Но это был не медведь, а престранное существо, покрытое длинной шерстью, с проплешиной посреди хребта. Выскочив из кустов, оно бросилось прочь. Свинцов, сам превратившийся за это время в зверя, ринулся догонять. Существо достигло ближайшего дерева и, ловко перебирая всеми четырьмя лапами, вмиг взлетело к самой верхушке. Оттуда с беспокойством следило за подошедшими.

Свинцов, поставив винтовку к ноге, спросил Чонкина:

– Чо за животный, не ведаешь?

– Не знаю, – удивленно сказал Чонкин. – Похоже, что обезьян.

– Ты чо? – возмутился Свинцов. – Ты обезьянов видал когда?

– Видал, – сказал Чонкин. – Нас прошлый год в зверинец водили. Сперва в музей, а потом в зверинец. И там один был точно, как этот, и с голой жопой.

– Тьфу! – сплюнул Свинцов. – И откуда ж они здесь берутся? У нас в тайге таковых не имеется. Видмеди, волки, белки и соболя есть, а обезьяны не водятся.

– Так откуда ж им тама быть, – Чонкин вспомнил утверждения Гладышева, – когда они все в человеков попревращались?

– Как это? – не поверил Свинцов. – Оборотни, что ли?

– Навроде того, – подтвердил Чонкин.

– Это бывает, – согласился Свинцов. – У нас в деревне тоже Варька косая кошкой по ночам оборачивалась. У коров чужих молоко отсасывала. А брат мой Серега ее в хлеву ночью пымал да лапу ей топором оттяпал…

Говоря это, Свинцов не выпускал из виду того, что сидел на дереве, прищуривал то один глаз, то другой, и тот в ответ на него так же щурился.

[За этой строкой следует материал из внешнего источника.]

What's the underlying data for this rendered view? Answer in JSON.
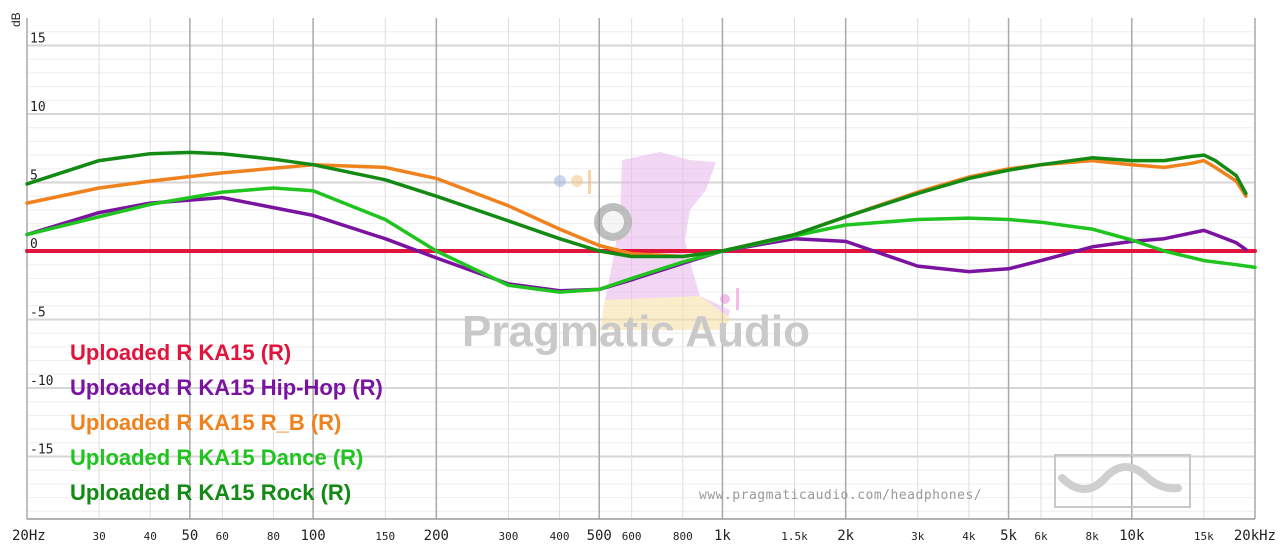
{
  "watermark": {
    "brand": "Pragmatic Audio",
    "url": "www.pragmaticaudio.com/headphones/"
  },
  "chart_data": {
    "type": "line",
    "xscale": "log",
    "xlim": [
      20,
      20000
    ],
    "ylim": [
      -20,
      16
    ],
    "ylabel": "dB",
    "grid": true,
    "x_ticks": [
      {
        "v": 20,
        "label": "20Hz",
        "major": true
      },
      {
        "v": 30,
        "label": "30"
      },
      {
        "v": 40,
        "label": "40"
      },
      {
        "v": 50,
        "label": "50",
        "major": true
      },
      {
        "v": 60,
        "label": "60"
      },
      {
        "v": 80,
        "label": "80"
      },
      {
        "v": 100,
        "label": "100",
        "major": true
      },
      {
        "v": 150,
        "label": "150"
      },
      {
        "v": 200,
        "label": "200",
        "major": true
      },
      {
        "v": 300,
        "label": "300"
      },
      {
        "v": 400,
        "label": "400"
      },
      {
        "v": 500,
        "label": "500",
        "major": true
      },
      {
        "v": 600,
        "label": "600"
      },
      {
        "v": 800,
        "label": "800"
      },
      {
        "v": 1000,
        "label": "1k",
        "major": true
      },
      {
        "v": 1500,
        "label": "1.5k"
      },
      {
        "v": 2000,
        "label": "2k",
        "major": true
      },
      {
        "v": 3000,
        "label": "3k"
      },
      {
        "v": 4000,
        "label": "4k"
      },
      {
        "v": 5000,
        "label": "5k",
        "major": true
      },
      {
        "v": 6000,
        "label": "6k"
      },
      {
        "v": 8000,
        "label": "8k"
      },
      {
        "v": 10000,
        "label": "10k",
        "major": true
      },
      {
        "v": 15000,
        "label": "15k"
      },
      {
        "v": 20000,
        "label": "20kHz",
        "major": true
      }
    ],
    "y_ticks": [
      {
        "v": 15,
        "label": "15"
      },
      {
        "v": 10,
        "label": "10"
      },
      {
        "v": 5,
        "label": "5"
      },
      {
        "v": 0,
        "label": "0"
      },
      {
        "v": -5,
        "label": "-5"
      },
      {
        "v": -10,
        "label": "-10"
      },
      {
        "v": -15,
        "label": "-15"
      }
    ],
    "series": [
      {
        "name": "Uploaded R KA15 (R)",
        "color": "#e0143c",
        "x": [
          20,
          20000
        ],
        "y": [
          0,
          0
        ]
      },
      {
        "name": "Uploaded R KA15 Hip-Hop (R)",
        "color": "#7a13a0",
        "x": [
          20,
          30,
          40,
          60,
          100,
          150,
          200,
          300,
          400,
          500,
          600,
          800,
          1000,
          1500,
          2000,
          3000,
          4000,
          5000,
          6000,
          8000,
          10000,
          12000,
          15000,
          16000,
          18000,
          19000
        ],
        "y": [
          1.2,
          2.8,
          3.5,
          3.9,
          2.6,
          0.9,
          -0.5,
          -2.4,
          -2.9,
          -2.8,
          -2.1,
          -0.9,
          0,
          0.9,
          0.7,
          -1.1,
          -1.5,
          -1.3,
          -0.7,
          0.3,
          0.7,
          0.9,
          1.5,
          1.2,
          0.6,
          0.1
        ]
      },
      {
        "name": "Uploaded R KA15 R_B (R)",
        "color": "#f0821e",
        "x": [
          20,
          30,
          40,
          60,
          100,
          150,
          200,
          300,
          400,
          500,
          600,
          800,
          1000,
          1500,
          2000,
          3000,
          4000,
          5000,
          6000,
          8000,
          10000,
          12000,
          14000,
          15000,
          16000,
          18000,
          19000
        ],
        "y": [
          3.5,
          4.6,
          5.1,
          5.7,
          6.3,
          6.1,
          5.3,
          3.3,
          1.6,
          0.4,
          -0.2,
          -0.4,
          0,
          1.2,
          2.5,
          4.3,
          5.4,
          6.0,
          6.3,
          6.6,
          6.3,
          6.1,
          6.4,
          6.6,
          6.1,
          5.1,
          4.0
        ]
      },
      {
        "name": "Uploaded R KA15 Dance (R)",
        "color": "#1fc41f",
        "x": [
          20,
          30,
          40,
          60,
          80,
          100,
          150,
          200,
          300,
          400,
          500,
          600,
          800,
          1000,
          1500,
          2000,
          3000,
          4000,
          5000,
          6000,
          8000,
          10000,
          12000,
          15000,
          18000,
          20000
        ],
        "y": [
          1.2,
          2.5,
          3.4,
          4.3,
          4.6,
          4.4,
          2.3,
          0,
          -2.5,
          -3.0,
          -2.8,
          -2.0,
          -0.8,
          0,
          1.1,
          1.9,
          2.3,
          2.4,
          2.3,
          2.1,
          1.6,
          0.8,
          0,
          -0.7,
          -1.0,
          -1.2
        ]
      },
      {
        "name": "Uploaded R KA15 Rock (R)",
        "color": "#138a13",
        "x": [
          20,
          30,
          40,
          50,
          60,
          80,
          100,
          150,
          200,
          300,
          400,
          500,
          600,
          800,
          1000,
          1500,
          2000,
          3000,
          4000,
          5000,
          6000,
          8000,
          10000,
          12000,
          14000,
          15000,
          16000,
          18000,
          19000
        ],
        "y": [
          4.9,
          6.6,
          7.1,
          7.2,
          7.1,
          6.7,
          6.3,
          5.2,
          4.0,
          2.2,
          0.9,
          0,
          -0.4,
          -0.4,
          0,
          1.2,
          2.5,
          4.2,
          5.3,
          5.9,
          6.3,
          6.8,
          6.6,
          6.6,
          6.9,
          7.0,
          6.6,
          5.5,
          4.2
        ]
      }
    ]
  }
}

– И чего с лапой сделал? – спросил Чонкин.

– А ничего. Завернул ее в тряпку, поклал на печку, а утром гля, а там не кошкинская лапа, а человецка рука…

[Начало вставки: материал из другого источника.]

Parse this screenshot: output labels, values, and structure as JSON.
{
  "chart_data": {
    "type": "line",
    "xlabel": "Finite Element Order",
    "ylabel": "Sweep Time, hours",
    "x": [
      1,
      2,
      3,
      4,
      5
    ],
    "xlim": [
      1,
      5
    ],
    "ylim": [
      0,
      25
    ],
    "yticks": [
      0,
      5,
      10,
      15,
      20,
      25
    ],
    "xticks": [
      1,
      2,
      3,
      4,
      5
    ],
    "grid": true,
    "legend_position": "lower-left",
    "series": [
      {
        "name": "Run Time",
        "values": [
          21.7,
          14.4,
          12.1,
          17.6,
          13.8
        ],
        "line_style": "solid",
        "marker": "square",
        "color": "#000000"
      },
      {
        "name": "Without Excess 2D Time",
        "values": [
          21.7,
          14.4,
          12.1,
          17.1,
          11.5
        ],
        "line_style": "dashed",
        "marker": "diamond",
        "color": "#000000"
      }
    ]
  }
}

– Ну, и далее? – потребовал продолжения Чонкин.

– Далее более, – сказал Свинцов. – А ты как думаешь, обезьянов едят?

– А кто их знает, – задумался Чонкин. – Мне не доводилось, а вообще-то чего ж, они же ж тоже из мяса и костей состоят.

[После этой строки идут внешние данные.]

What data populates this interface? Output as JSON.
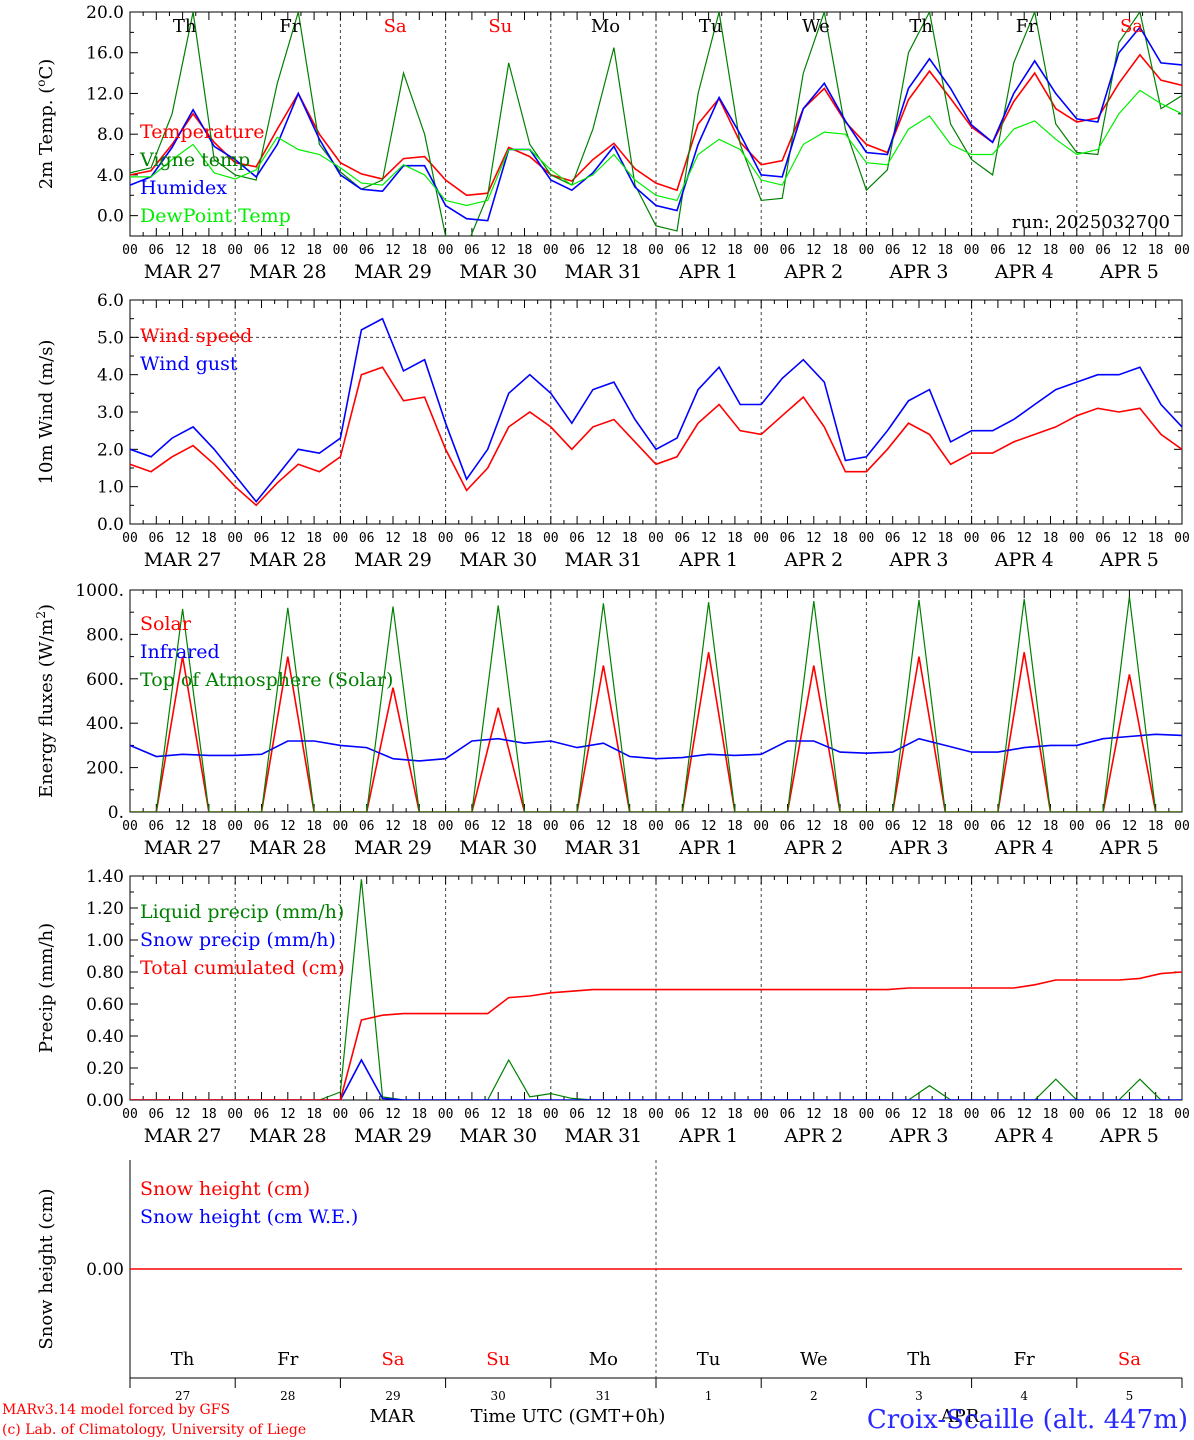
{
  "footer": {
    "model_line": "MARv3.14 model forced by GFS",
    "credit_line": "(c) Lab. of Climatology, University of Liege",
    "station": "Croix-Scaille (alt. 447m)",
    "time_axis_label": "Time UTC (GMT+0h)",
    "month_left": "MAR",
    "month_right": "APR"
  },
  "x_hour_labels": [
    "00",
    "06",
    "12",
    "18"
  ],
  "days": [
    {
      "weekday": "Th",
      "date": "MAR 27",
      "daynum": "27",
      "weekend": false
    },
    {
      "weekday": "Fr",
      "date": "MAR 28",
      "daynum": "28",
      "weekend": false
    },
    {
      "weekday": "Sa",
      "date": "MAR 29",
      "daynum": "29",
      "weekend": true
    },
    {
      "weekday": "Su",
      "date": "MAR 30",
      "daynum": "30",
      "weekend": true
    },
    {
      "weekday": "Mo",
      "date": "MAR 31",
      "daynum": "31",
      "weekend": false
    },
    {
      "weekday": "Tu",
      "date": "APR 1",
      "daynum": "1",
      "weekend": false
    },
    {
      "weekday": "We",
      "date": "APR 2",
      "daynum": "2",
      "weekend": false
    },
    {
      "weekday": "Th",
      "date": "APR 3",
      "daynum": "3",
      "weekend": false
    },
    {
      "weekday": "Fr",
      "date": "APR 4",
      "daynum": "4",
      "weekend": false
    },
    {
      "weekday": "Sa",
      "date": "APR 5",
      "daynum": "5",
      "weekend": true
    }
  ],
  "colors": {
    "red": "#ff0000",
    "blue": "#0000ff",
    "green": "#008000",
    "lightgreen": "#00ee00",
    "axis": "#000000",
    "grid": "#444444"
  },
  "chart_data": [
    {
      "type": "line",
      "ylabel": "2m Temp. (oC)",
      "ylabel_superscript": "o",
      "ylim": [
        -2,
        20
      ],
      "yticks": [
        "20.0",
        "16.0",
        "12.0",
        "8.0",
        "4.0",
        "0.0"
      ],
      "annotation": "run: 2025032700",
      "x_step_hours": 6,
      "series": [
        {
          "name": "Temperature",
          "color": "#ff0000",
          "values": [
            4.0,
            4.4,
            7.0,
            10.0,
            7.2,
            5.2,
            4.8,
            8.5,
            12.0,
            8.0,
            5.2,
            4.1,
            3.6,
            5.6,
            5.8,
            3.5,
            2.0,
            2.2,
            6.7,
            5.8,
            4.0,
            3.4,
            5.5,
            7.1,
            4.6,
            3.2,
            2.5,
            9.0,
            11.5,
            7.2,
            5.0,
            5.4,
            10.5,
            12.5,
            9.2,
            7.0,
            6.2,
            11.4,
            14.2,
            11.5,
            8.7,
            7.2,
            11.2,
            14.0,
            10.5,
            9.2,
            9.6,
            13.0,
            15.8,
            13.3,
            12.8
          ]
        },
        {
          "name": "Vigne temp",
          "color": "#008000",
          "values": [
            4.2,
            4.7,
            10.0,
            20.0,
            5.5,
            4.0,
            3.5,
            13.0,
            20.0,
            7.0,
            4.3,
            2.6,
            3.5,
            14.0,
            8.0,
            -2.0,
            -3.0,
            2.0,
            15.0,
            7.0,
            4.0,
            3.0,
            8.5,
            16.5,
            3.0,
            -1.0,
            -1.5,
            12.0,
            20.0,
            7.0,
            1.5,
            1.7,
            14.0,
            20.0,
            8.5,
            2.5,
            4.5,
            16.0,
            20.0,
            9.0,
            5.5,
            4.0,
            15.0,
            20.0,
            9.0,
            6.2,
            6.0,
            17.0,
            20.0,
            10.5,
            11.8
          ]
        },
        {
          "name": "Humidex",
          "color": "#0000ff",
          "values": [
            3.0,
            3.8,
            6.7,
            10.4,
            6.8,
            5.5,
            3.8,
            7.0,
            12.0,
            7.5,
            4.0,
            2.6,
            2.4,
            4.9,
            4.9,
            1.0,
            -0.3,
            -0.5,
            6.5,
            6.5,
            3.5,
            2.5,
            4.2,
            6.8,
            2.8,
            1.0,
            0.5,
            7.0,
            11.6,
            8.0,
            4.0,
            3.8,
            10.5,
            13.0,
            9.3,
            6.2,
            6.0,
            12.5,
            15.4,
            12.5,
            8.9,
            7.2,
            12.0,
            15.2,
            12.0,
            9.5,
            9.2,
            16.0,
            18.5,
            15.0,
            14.8
          ]
        },
        {
          "name": "DewPoint Temp",
          "color": "#00ee00",
          "values": [
            3.8,
            3.8,
            5.5,
            7.0,
            4.2,
            3.6,
            4.5,
            7.7,
            6.5,
            6.0,
            4.7,
            3.2,
            3.0,
            5.0,
            4.0,
            1.5,
            1.0,
            1.5,
            6.5,
            6.5,
            4.5,
            3.0,
            4.0,
            6.0,
            3.5,
            2.0,
            1.5,
            6.0,
            7.5,
            6.5,
            3.5,
            3.0,
            7.0,
            8.2,
            8.0,
            5.2,
            5.0,
            8.5,
            9.8,
            7.0,
            6.0,
            6.0,
            8.5,
            9.3,
            7.5,
            6.0,
            6.5,
            10.0,
            12.3,
            11.0,
            10.0
          ]
        }
      ]
    },
    {
      "type": "line",
      "ylabel": "10m Wind (m/s)",
      "ylim": [
        0,
        6
      ],
      "yticks": [
        "6.0",
        "5.0",
        "4.0",
        "3.0",
        "2.0",
        "1.0",
        "0.0"
      ],
      "hline": 5.0,
      "x_step_hours": 6,
      "series": [
        {
          "name": "Wind speed",
          "color": "#ff0000",
          "values": [
            1.6,
            1.4,
            1.8,
            2.1,
            1.6,
            1.0,
            0.5,
            1.1,
            1.6,
            1.4,
            1.8,
            4.0,
            4.2,
            3.3,
            3.4,
            2.0,
            0.9,
            1.5,
            2.6,
            3.0,
            2.6,
            2.0,
            2.6,
            2.8,
            2.2,
            1.6,
            1.8,
            2.7,
            3.2,
            2.5,
            2.4,
            2.9,
            3.4,
            2.6,
            1.4,
            1.4,
            2.0,
            2.7,
            2.4,
            1.6,
            1.9,
            1.9,
            2.2,
            2.4,
            2.6,
            2.9,
            3.1,
            3.0,
            3.1,
            2.4,
            2.0
          ]
        },
        {
          "name": "Wind gust",
          "color": "#0000ff",
          "values": [
            2.0,
            1.8,
            2.3,
            2.6,
            2.0,
            1.3,
            0.6,
            1.3,
            2.0,
            1.9,
            2.3,
            5.2,
            5.5,
            4.1,
            4.4,
            2.7,
            1.2,
            2.0,
            3.5,
            4.0,
            3.5,
            2.7,
            3.6,
            3.8,
            2.8,
            2.0,
            2.3,
            3.6,
            4.2,
            3.2,
            3.2,
            3.9,
            4.4,
            3.8,
            1.7,
            1.8,
            2.5,
            3.3,
            3.6,
            2.2,
            2.5,
            2.5,
            2.8,
            3.2,
            3.6,
            3.8,
            4.0,
            4.0,
            4.2,
            3.2,
            2.6
          ]
        }
      ]
    },
    {
      "type": "line",
      "ylabel": "Energy fluxes (W/m2)",
      "ylabel_superscript": "2",
      "ylim": [
        0,
        1000
      ],
      "yticks": [
        "1000.",
        "800.",
        "600.",
        "400.",
        "200.",
        "0."
      ],
      "x_step_hours": 6,
      "series": [
        {
          "name": "Solar",
          "color": "#ff0000",
          "values": [
            0,
            0,
            700,
            0,
            0,
            0,
            700,
            0,
            0,
            0,
            560,
            0,
            0,
            0,
            470,
            0,
            0,
            0,
            660,
            0,
            0,
            0,
            720,
            0,
            0,
            0,
            660,
            0,
            0,
            0,
            700,
            0,
            0,
            0,
            720,
            0,
            0,
            0,
            620,
            0,
            0
          ]
        },
        {
          "name": "Infrared",
          "color": "#0000ff",
          "values": [
            300,
            250,
            260,
            255,
            255,
            260,
            320,
            320,
            300,
            290,
            240,
            230,
            240,
            320,
            330,
            310,
            320,
            290,
            310,
            250,
            240,
            245,
            260,
            255,
            260,
            320,
            320,
            270,
            265,
            270,
            330,
            300,
            270,
            270,
            290,
            300,
            300,
            330,
            340,
            350,
            345
          ]
        },
        {
          "name": "Top of Atmosphere (Solar)",
          "color": "#008000",
          "values": [
            0,
            0,
            915,
            0,
            0,
            0,
            920,
            0,
            0,
            0,
            925,
            0,
            0,
            0,
            930,
            0,
            0,
            0,
            940,
            0,
            0,
            0,
            945,
            0,
            0,
            0,
            950,
            0,
            0,
            0,
            955,
            0,
            0,
            0,
            960,
            0,
            0,
            0,
            970,
            0,
            0
          ]
        }
      ]
    },
    {
      "type": "line",
      "ylabel": "Precip (mm/h)",
      "ylim": [
        0,
        1.4
      ],
      "yticks": [
        "1.40",
        "1.20",
        "1.00",
        "0.80",
        "0.60",
        "0.40",
        "0.20",
        "0.00"
      ],
      "x_step_hours": 6,
      "series": [
        {
          "name": "Liquid precip (mm/h)",
          "color": "#008000",
          "values": [
            0,
            0,
            0,
            0,
            0,
            0,
            0,
            0,
            0,
            0,
            0.05,
            1.38,
            0.02,
            0,
            0,
            0,
            0,
            0,
            0.25,
            0.02,
            0.04,
            0.01,
            0,
            0,
            0,
            0,
            0,
            0,
            0,
            0,
            0,
            0,
            0,
            0,
            0,
            0,
            0,
            0,
            0.09,
            0,
            0,
            0,
            0,
            0,
            0.13,
            0,
            0,
            0,
            0.13,
            0,
            0
          ]
        },
        {
          "name": "Snow precip (mm/h)",
          "color": "#0000ff",
          "values": [
            0,
            0,
            0,
            0,
            0,
            0,
            0,
            0,
            0,
            0,
            0,
            0.25,
            0.01,
            0,
            0,
            0,
            0,
            0,
            0,
            0,
            0,
            0,
            0,
            0,
            0,
            0,
            0,
            0,
            0,
            0,
            0,
            0,
            0,
            0,
            0,
            0,
            0,
            0,
            0,
            0,
            0,
            0,
            0,
            0,
            0,
            0,
            0,
            0,
            0,
            0,
            0
          ]
        },
        {
          "name": "Total cumulated (cm)",
          "color": "#ff0000",
          "values": [
            0,
            0,
            0,
            0,
            0,
            0,
            0,
            0,
            0,
            0,
            0,
            0.5,
            0.53,
            0.54,
            0.54,
            0.54,
            0.54,
            0.54,
            0.64,
            0.65,
            0.67,
            0.68,
            0.69,
            0.69,
            0.69,
            0.69,
            0.69,
            0.69,
            0.69,
            0.69,
            0.69,
            0.69,
            0.69,
            0.69,
            0.69,
            0.69,
            0.69,
            0.7,
            0.7,
            0.7,
            0.7,
            0.7,
            0.7,
            0.72,
            0.75,
            0.75,
            0.75,
            0.75,
            0.76,
            0.79,
            0.8
          ]
        }
      ]
    },
    {
      "type": "line",
      "ylabel": "Snow height (cm)",
      "ylim": [
        -1,
        1
      ],
      "yticks": [
        "0.00"
      ],
      "x_step_hours": 6,
      "series": [
        {
          "name": "Snow height (cm)",
          "color": "#ff0000",
          "values": [
            0,
            0
          ]
        },
        {
          "name": "Snow height (cm W.E.)",
          "color": "#0000ff",
          "values": []
        }
      ]
    }
  ]
}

– И то, – рассудил Свинцов, – покуда человеком не обернулся, такой же животный, как, допустим, свинья. Так что сперва шерсть на костре опалим…

– Дурак, что ли? – спросил Чонкин.

– А чо?

– Через плечо, – сказал Чонкин. – Зачем шерсть-то палить? Из шкуры рукавицы сделаем, шапки пошьем.

– Тоже дело, – согласился Свинцов, потерши остывшее ухо. – А ты сашлык лопал когда или нет?

– А чо это?

– Чо-чо, – передразнил Свинцов. – Скуснятина, вот чо. На куски мясо порубишь, на прут насадишь и в огонь и так поворачиваешь, чтоб со всех сторон равномерно. Это ж такое вот это у-у! – восполнил он нехватку слов междометием. И, подняв винтовку, Свинцов потянул рукоять затвора.

– Не стреляйте! – закричала обезьяна человеческим голосом. – Не стреляйте, я сдаюсь.